Quantitative investigation of temperature-dependent bound water degeneration in bentonite clays

Abstract

Temperature increases in saturated clay alter the physicochemical clay-water interactions and may lead to the conversion of bound water into free water. These changes significantly influence the physical, chemical, and engineering properties of clays, which are critical for geotechnical and geological engineering and minimizing risks in areas with expansive clay soils. However, quantifying this phenomenon remains challenging in the literature. This study presents a robust experimental approach for quantifying the thermal-induced conversion of bound water in clays, providing valuable insights into the mechanisms governing their thermo-mechanical behavior. A novel experimental method is proposed to quantify the degenerated bound water content in a clay system subjected to temperatures ranging from 20 to 50 °C. The research employs the siphon principle to examine volume changes in a clay system at elevated temperatures, focusing on measuring the conversion of bound water to free water.

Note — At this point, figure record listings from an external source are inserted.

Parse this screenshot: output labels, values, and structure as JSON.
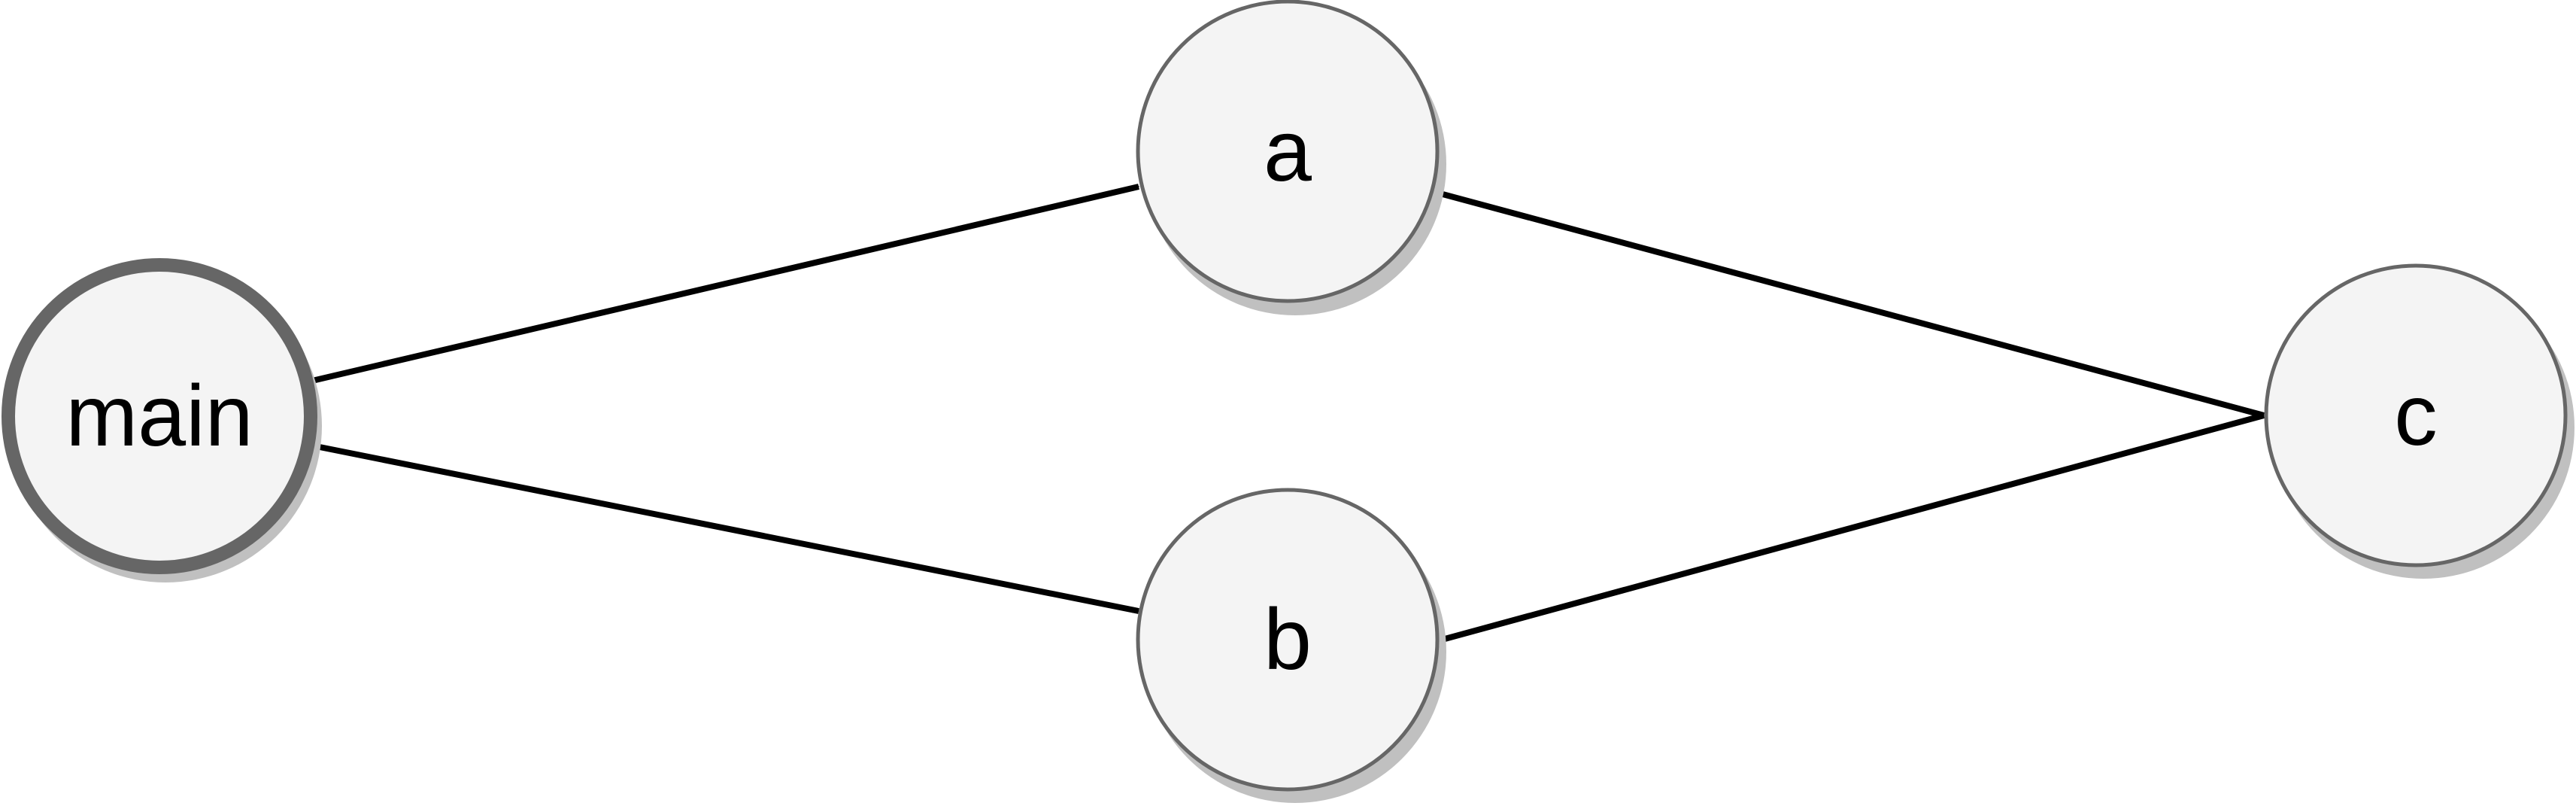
{
  "diagram": {
    "type": "directed-graph",
    "colors": {
      "node_fill": "#f4f4f4",
      "node_stroke": "#666666",
      "node_shadow": "#c0c0c0",
      "edge": "#000000",
      "text": "#000000"
    },
    "nodes": [
      {
        "id": "main",
        "label": "main",
        "role": "entry"
      },
      {
        "id": "a",
        "label": "a"
      },
      {
        "id": "b",
        "label": "b"
      },
      {
        "id": "c",
        "label": "c"
      }
    ],
    "edges": [
      {
        "from": "main",
        "to": "a"
      },
      {
        "from": "main",
        "to": "b"
      },
      {
        "from": "a",
        "to": "c"
      },
      {
        "from": "b",
        "to": "c"
      }
    ]
  }
}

This method accounts for thermal expansion of both the soil constituents and the confining glass cylinder, as well as potential evaporation losses. To validate the setup's accuracy, a calibration test using standard Ottawa sand with negligible bound water was performed. After measuring system error, the primary outcome was calibrated. Results showed that at 30 °C, 40 °C, and 50 °C, 3 %, 9 %, and 15 % of the initial bound water, respectively, converted to free water.